An other thing, more of an implementation detail, is that the division by the total weight of the kernel can be put into the kernel itself, saving a whole bunch of (pretty slow) divisions.
Also your kernel doesn't actually look like a Gaussian, it's too "pointy". That's up to you, but the Gaussian kernel is the only circularly symmetric one that is also separable (if you only look at real-valued kernels) and generally has nice properties, so I would recommend only deviating from it if there is a good reason for it.

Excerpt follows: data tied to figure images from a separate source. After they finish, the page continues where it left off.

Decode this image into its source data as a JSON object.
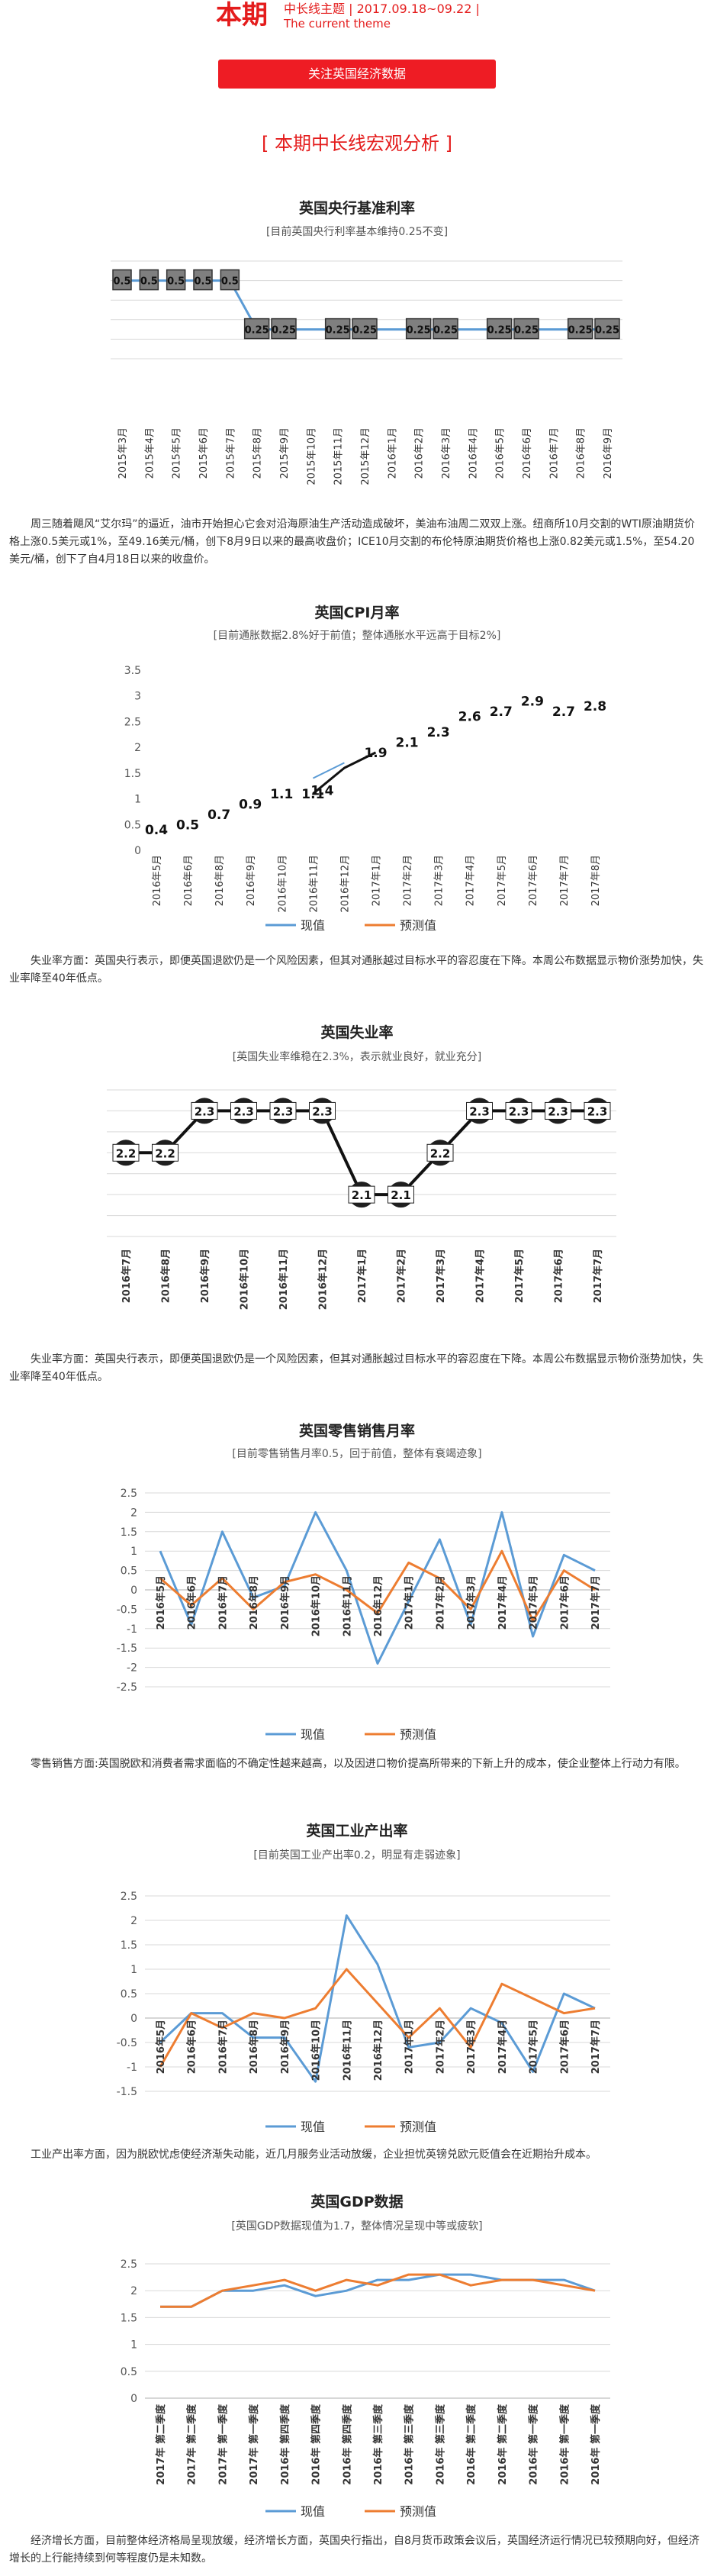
{
  "header": {
    "big": "本期",
    "line1": "中长线主题 | 2017.09.18~09.22 |",
    "line2": "The current theme"
  },
  "follow_button": "关注英国经济数据",
  "section_title": "[ 本期中长线宏观分析 ]",
  "colors": {
    "accent": "#e41c1c",
    "blue": "#5b9bd5",
    "orange": "#ed7d31"
  },
  "charts": {
    "rate": {
      "title": "英国央行基准利率",
      "subtitle": "[目前英国央行利率基本维持0.25不变]"
    },
    "cpi": {
      "title": "英国CPI月率",
      "subtitle": "[目前通胀数据2.8%好于前值；整体通胀水平远高于目标2%]"
    },
    "unemp": {
      "title": "英国失业率",
      "subtitle": "[英国失业率维稳在2.3%，表示就业良好，就业充分]"
    },
    "retail": {
      "title": "英国零售销售月率",
      "subtitle": "[目前零售销售月率0.5，回于前值，整体有衰竭迹象]"
    },
    "ind": {
      "title": "英国工业产出率",
      "subtitle": "[目前英国工业产出率0.2，明显有走弱迹象]"
    },
    "gdp": {
      "title": "英国GDP数据",
      "subtitle": "[英国GDP数据现值为1.7，整体情况呈现中等或疲软]"
    }
  },
  "paragraphs": {
    "p1": "周三随着飓风“艾尔玛”的逼近，油市开始担心它会对沿海原油生产活动造成破坏，美油布油周二双双上涨。纽商所10月交割的WTI原油期货价格上涨0.5美元或1%，至49.16美元/桶，创下8月9日以来的最高收盘价；ICE10月交割的布伦特原油期货价格也上涨0.82美元或1.5%，至54.20美元/桶，创下了自4月18日以来的收盘价。",
    "p2": "失业率方面：英国央行表示，即便英国退欧仍是一个风险因素，但其对通胀越过目标水平的容忍度在下降。本周公布数据显示物价涨势加快，失业率降至40年低点。",
    "p3": "失业率方面：英国央行表示，即便英国退欧仍是一个风险因素，但其对通胀越过目标水平的容忍度在下降。本周公布数据显示物价涨势加快，失业率降至40年低点。",
    "p4": "零售销售方面:英国脱欧和消费者需求面临的不确定性越来越高，以及因进口物价提高所带来的下新上升的成本，使企业整体上行动力有限。",
    "p5": "工业产出率方面，因为脱欧忧虑使经济渐失动能，近几月服务业活动放缓，企业担忧英镑兑欧元贬值会在近期抬升成本。",
    "p6": "经济增长方面，目前整体经济格局呈现放缓，经济增长方面，英国央行指出，自8月货币政策会议后，英国经济运行情况已较预期向好，但经济增长的上行能持续到何等程度仍是未知数。"
  },
  "chart_data": [
    {
      "id": "rate",
      "type": "line",
      "categories": [
        "2015年3月",
        "2015年4月",
        "2015年5月",
        "2015年6月",
        "2015年7月",
        "2015年8月",
        "2015年9月",
        "2015年10月",
        "2015年11月",
        "2015年12月",
        "2016年1月",
        "2016年2月",
        "2016年3月",
        "2016年4月",
        "2016年5月",
        "2016年6月",
        "2016年7月",
        "2016年8月",
        "2016年9月"
      ],
      "series": [
        {
          "name": "",
          "values": [
            0.5,
            0.5,
            0.5,
            0.5,
            0.5,
            0.25,
            0.25,
            0.25,
            0.25,
            0.25,
            0.25,
            0.25,
            0.25,
            0.25,
            0.25,
            0.25,
            0.25,
            0.25,
            0.25
          ],
          "labels": [
            "0.5",
            "0.5",
            "0.5",
            "0.5",
            "0.5",
            "0.25",
            "0.25",
            "",
            "0.25",
            "0.25",
            "",
            "0.25",
            "0.25",
            "",
            "0.25",
            "0.25",
            "",
            "0.25",
            "0.25"
          ]
        }
      ],
      "ylim": [
        0.1,
        0.6
      ],
      "grid": true
    },
    {
      "id": "cpi",
      "type": "line",
      "categories": [
        "2016年5月",
        "2016年6月",
        "2016年8月",
        "2016年9月",
        "2016年10月",
        "2016年11月",
        "2016年12月",
        "2017年1月",
        "2017年2月",
        "2017年3月",
        "2017年4月",
        "2017年5月",
        "2017年6月",
        "2017年7月",
        "2017年8月"
      ],
      "yticks": [
        "0",
        "0.5",
        "1",
        "1.5",
        "2",
        "2.5",
        "3",
        "3.5"
      ],
      "ylim": [
        0,
        3.5
      ],
      "legend": [
        "现值",
        "预测值"
      ],
      "legend_position": "bottom",
      "series": [
        {
          "name": "现值",
          "values": [
            0.4,
            0.5,
            0.7,
            0.9,
            1.1,
            1.1,
            1.6,
            1.9,
            2.1,
            2.3,
            2.6,
            2.7,
            2.9,
            2.7,
            2.8
          ],
          "labels": [
            "0.4",
            "0.5",
            "0.7",
            "0.9",
            "1.1",
            "1.1",
            "",
            "1.9",
            "2.1",
            "2.3",
            "2.6",
            "2.7",
            "2.9",
            "2.7",
            "2.8"
          ]
        },
        {
          "name": "预测值",
          "values": [
            null,
            null,
            null,
            null,
            null,
            1.4,
            1.7,
            null,
            null,
            null,
            null,
            null,
            null,
            null,
            null
          ],
          "labels": [
            "",
            "",
            "",
            "",
            "",
            "1.4",
            "",
            "",
            "",
            "",
            "",
            "",
            "",
            "",
            ""
          ]
        }
      ]
    },
    {
      "id": "unemp",
      "type": "line",
      "categories": [
        "2016年7月",
        "2016年8月",
        "2016年9月",
        "2016年10月",
        "2016年11月",
        "2016年12月",
        "2017年1月",
        "2017年2月",
        "2017年3月",
        "2017年4月",
        "2017年5月",
        "2017年6月",
        "2017年7月"
      ],
      "series": [
        {
          "name": "",
          "values": [
            2.2,
            2.2,
            2.3,
            2.3,
            2.3,
            2.3,
            2.1,
            2.1,
            2.2,
            2.3,
            2.3,
            2.3,
            2.3
          ],
          "labels": [
            "2.2",
            "2.2",
            "2.3",
            "2.3",
            "2.3",
            "2.3",
            "2.1",
            "2.1",
            "2.2",
            "2.3",
            "2.3",
            "2.3",
            "2.3"
          ]
        }
      ],
      "ylim": [
        2.0,
        2.35
      ],
      "grid": true
    },
    {
      "id": "retail",
      "type": "line",
      "categories": [
        "2016年5月",
        "2016年6月",
        "2016年7月",
        "2016年8月",
        "2016年9月",
        "2016年10月",
        "2016年11月",
        "2016年12月",
        "2017年1月",
        "2017年2月",
        "2017年3月",
        "2017年4月",
        "2017年5月",
        "2017年6月",
        "2017年7月"
      ],
      "yticks": [
        "-2.5",
        "-2",
        "-1.5",
        "-1",
        "-0.5",
        "0",
        "0.5",
        "1",
        "1.5",
        "2",
        "2.5"
      ],
      "ylim": [
        -2.5,
        2.5
      ],
      "legend": [
        "现值",
        "预测值"
      ],
      "legend_position": "bottom",
      "series": [
        {
          "name": "现值",
          "values": [
            1.0,
            -0.9,
            1.5,
            -0.2,
            0.1,
            2.0,
            0.5,
            -1.9,
            -0.3,
            1.3,
            -0.9,
            2.0,
            -1.2,
            0.9,
            0.5
          ]
        },
        {
          "name": "预测值",
          "values": [
            0.3,
            -0.4,
            0.3,
            -0.5,
            0.2,
            0.4,
            0.0,
            -0.6,
            0.7,
            0.3,
            -0.5,
            1.0,
            -0.8,
            0.5,
            0.0
          ]
        }
      ]
    },
    {
      "id": "ind",
      "type": "line",
      "categories": [
        "2016年5月",
        "2016年6月",
        "2016年7月",
        "2016年8月",
        "2016年9月",
        "2016年10月",
        "2016年11月",
        "2016年12月",
        "2017年1月",
        "2017年2月",
        "2017年3月",
        "2017年4月",
        "2017年5月",
        "2017年6月",
        "2017年7月"
      ],
      "yticks": [
        "-1.5",
        "-1",
        "-0.5",
        "0",
        "0.5",
        "1",
        "1.5",
        "2",
        "2.5"
      ],
      "ylim": [
        -1.5,
        2.5
      ],
      "legend": [
        "现值",
        "预测值"
      ],
      "legend_position": "bottom",
      "series": [
        {
          "name": "现值",
          "values": [
            -0.5,
            0.1,
            0.1,
            -0.4,
            -0.4,
            -1.3,
            2.1,
            1.1,
            -0.6,
            -0.5,
            0.2,
            -0.1,
            -1.1,
            0.5,
            0.2
          ]
        },
        {
          "name": "预测值",
          "values": [
            -1.0,
            0.1,
            -0.2,
            0.1,
            0.0,
            0.2,
            1.0,
            0.3,
            -0.4,
            0.2,
            -0.6,
            0.7,
            0.4,
            0.1,
            0.2
          ]
        }
      ]
    },
    {
      "id": "gdp",
      "type": "line",
      "categories": [
        "2017年 第二季度",
        "2017年 第二季度",
        "2017年 第一季度",
        "2017年 第一季度",
        "2016年 第四季度",
        "2016年 第四季度",
        "2016年 第四季度",
        "2016年 第三季度",
        "2016年 第三季度",
        "2016年 第三季度",
        "2016年 第二季度",
        "2016年 第二季度",
        "2016年 第一季度",
        "2016年 第一季度",
        "2016年 第一季度"
      ],
      "yticks": [
        "0",
        "0.5",
        "1",
        "1.5",
        "2",
        "2.5"
      ],
      "ylim": [
        0,
        2.5
      ],
      "legend": [
        "现值",
        "预测值"
      ],
      "legend_position": "bottom",
      "series": [
        {
          "name": "现值",
          "values": [
            1.7,
            1.7,
            2.0,
            2.0,
            2.1,
            1.9,
            2.0,
            2.2,
            2.2,
            2.3,
            2.3,
            2.2,
            2.2,
            2.2,
            2.0
          ]
        },
        {
          "name": "预测值",
          "values": [
            1.7,
            1.7,
            2.0,
            2.1,
            2.2,
            2.0,
            2.2,
            2.1,
            2.3,
            2.3,
            2.1,
            2.2,
            2.2,
            2.1,
            2.0
          ]
        }
      ]
    }
  ]
}
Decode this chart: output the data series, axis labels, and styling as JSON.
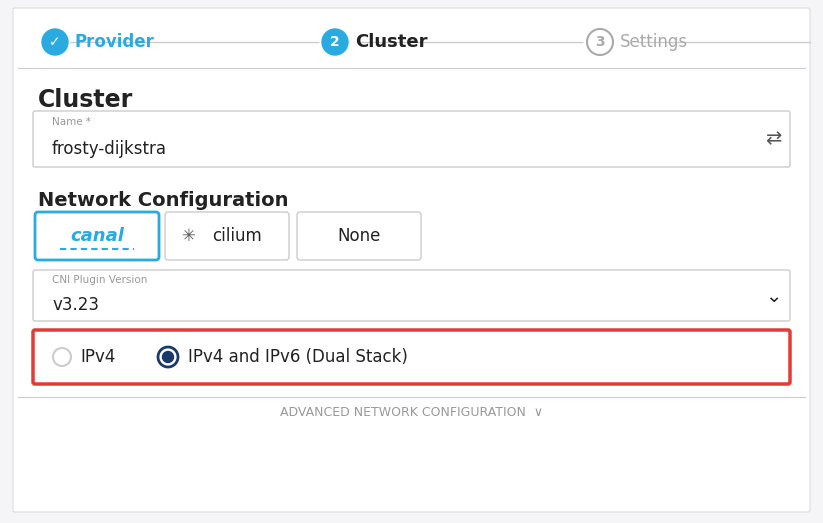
{
  "bg_color": "#f5f5f7",
  "panel_color": "#ffffff",
  "title_text": "Cluster",
  "step_labels": [
    "Provider",
    "Cluster",
    "Settings"
  ],
  "step_numbers": [
    "2",
    "3"
  ],
  "step_active": 1,
  "name_label": "Name *",
  "name_value": "frosty-dijkstra",
  "section_title": "Network Configuration",
  "cni_buttons": [
    "canal",
    "cilium",
    "None"
  ],
  "cni_active": 0,
  "cni_plugin_label": "CNI Plugin Version",
  "cni_plugin_value": "v3.23",
  "radio_options": [
    "IPv4",
    "IPv4 and IPv6 (Dual Stack)"
  ],
  "radio_selected": 1,
  "advanced_label": "ADVANCED NETWORK CONFIGURATION  ∨",
  "canal_color": "#29abe2",
  "step_active_color": "#29abe2",
  "step_inactive_color": "#aaaaaa",
  "border_color": "#cccccc",
  "highlight_border": "#e53935",
  "radio_selected_color": "#1a3a6b",
  "text_dark": "#222222",
  "text_medium": "#555555",
  "text_light": "#999999"
}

Anyway I'll write some example code now, not tested:
BufferedImage transposedHBlur(BufferedImage im) {
int height = im.getHeight();
int width = im.getWidth();
// result is transposed, so the width/height are swapped
BufferedImage temp = new BufferedImage(height, width, BufferedImage.TYPE_INT_RGB);
float[] k = new float[7] { 0.00598, 0.060626, 0.241843, 0.383103, 0.241843, 0.060626, 0.00598 };
// horizontal blur, transpose result
for (int y = 0; y < height; y++) {
for (int x = 3; x < width - 3; x++) {
float r = 0, g = 0, b = 0;
for (int i = 0; i < 7; i++) {
int pixel = im.getRGB(x + i - 3, y);
b += (pixel & 0xFF) * k[i];
g += ((pixel >> 8) & 0xFF) * k[i];
r += ((pixel >> 16) & 0xFF) * k[i];
}
int p = (int)b + ((int)g << 8) + ((int)r << 16);
// transpose result!
temp.setRGB(y, x, p);
}
}
return temp;
}
Since it also transposes, you can simply call it twice and the second time will effectively be a vertical blur that also restores the orientation:
temp = transposedHBlur(input);
result = transposedHBlur(temp);
Answered By - harold